Philippa had outdone herself. She glanced down at the drastically plunging neckline of her midnight-blue evening gown resplendent in silk and lace.

It was a daring colour, far darker than anything Ivy traditionally wore, and the contrast against her pale skin was dramatic.

Crystals were sewn into the material like starbursts that only further called attention to Ivy’s exposed flesh and highlighted the unique hue of her icy eyes.

What am I doing? I am a wallflower. I disappear into the crowd. I do not stand in the centre of a room and attract attention.

She refused to cast up her accounts in front of the assembled group of ladies sitting in her parlour, but more air in the room would be much appreciated as she couldn’t seem to draw a full breath.
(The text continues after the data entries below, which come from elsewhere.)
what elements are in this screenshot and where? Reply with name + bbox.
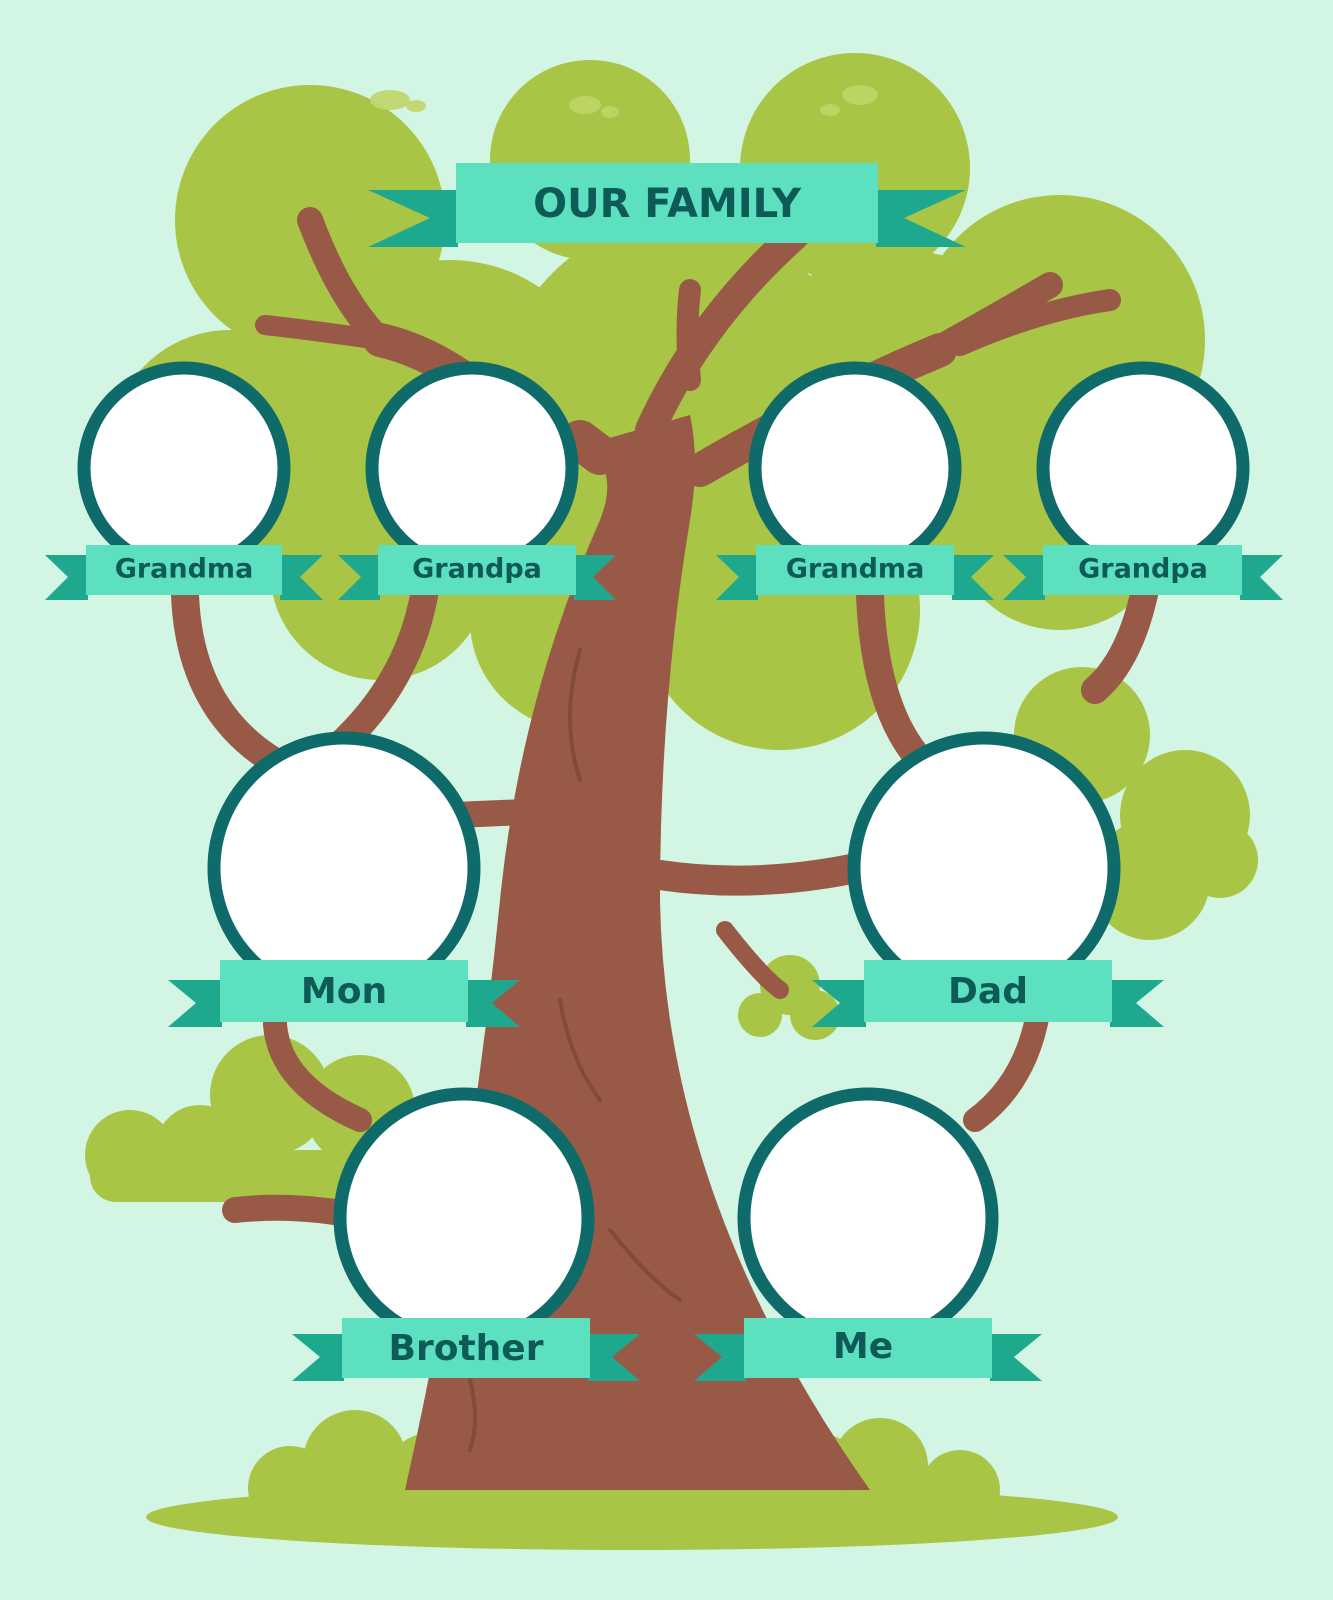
page-title: OUR FAMILY: [533, 181, 802, 227]
portrait-frame-mom: [207, 731, 481, 1005]
label-grandma-left: Grandma: [115, 554, 254, 585]
name-ribbons: Grandma Grandpa Grandma Grandpa: [45, 545, 1283, 1381]
label-grandma-right: Grandma: [786, 554, 925, 585]
label-brother: Brother: [389, 1328, 544, 1369]
portrait-frame-grandma-left: [77, 361, 291, 575]
portrait-frame-grandma-right: [748, 361, 962, 575]
portrait-frame-dad: [847, 731, 1121, 1005]
trunk-texture: [468, 648, 682, 1452]
ribbon-grandpa-right: Grandpa: [1003, 545, 1283, 600]
ribbon-mom: Mon: [168, 960, 520, 1027]
ribbon-brother: Brother: [292, 1318, 640, 1381]
label-mom: Mon: [301, 971, 387, 1012]
label-grandpa-right: Grandpa: [1078, 554, 1208, 585]
label-grandpa-left: Grandpa: [412, 554, 542, 585]
title-ribbon: OUR FAMILY: [368, 163, 966, 247]
ribbon-me: Me: [694, 1318, 1042, 1381]
portrait-frame-grandpa-right: [1036, 361, 1250, 575]
ribbon-dad: Dad: [812, 960, 1164, 1027]
portrait-frames: [77, 361, 1250, 1349]
bush-small-center: [738, 955, 840, 1040]
label-dad: Dad: [948, 971, 1028, 1012]
ribbon-grandpa-left: Grandpa: [338, 545, 616, 600]
ribbon-grandma-left: Grandma: [45, 545, 323, 600]
portrait-frame-me: [737, 1087, 999, 1349]
ribbon-grandma-right: Grandma: [716, 545, 994, 600]
label-me: Me: [833, 1326, 893, 1367]
portrait-frame-brother: [333, 1087, 595, 1349]
portrait-frame-grandpa-left: [365, 361, 579, 575]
She couldn’t believe the women she once thought of as her closest friends had somehow coerced her into wearing this dress.

Witches. All of them. They cast some kind of spell over me, and I lost my wits.

It was the only explanation for the madness of the past forty-eight hours.

When Ivy had arrived at the duchess’ Belgrave mansion after her meeting with Worthington the day before, she wasted no time in retelling Philippa the ridiculous plan Worthington had concocted.

Instead of the outrage she expected to see from her patron, Philippa had narrowed her eyes and ordered her butler – a stuffed shirt with the military posture and disdainful face of a ruling despot – to bring around her carriage.

Sending servants off in all directions to deliver notes to Millicent, Hannah, and Penny, all three women had abandoned whatever plans they had for that day to convene at Madame Collette’s esteemed shop.

The modiste only catered to the beau monde’s creamiest of the crop.

Ivy would never dream of wearing anything designed by the highly sought-after dressmaker who was booked out a full six months in advance.

When Philippa strode through her doors, the elegant French woman abandoned the young miss she was fitting much to the bluster and loudly voiced protests of her mama.

Philippa arched a brow at the matron, effectively quelling the woman’s outrage, while Madame Collette assigned one of her ‘most talented protégées’ to finish the young lady’s wardrobe.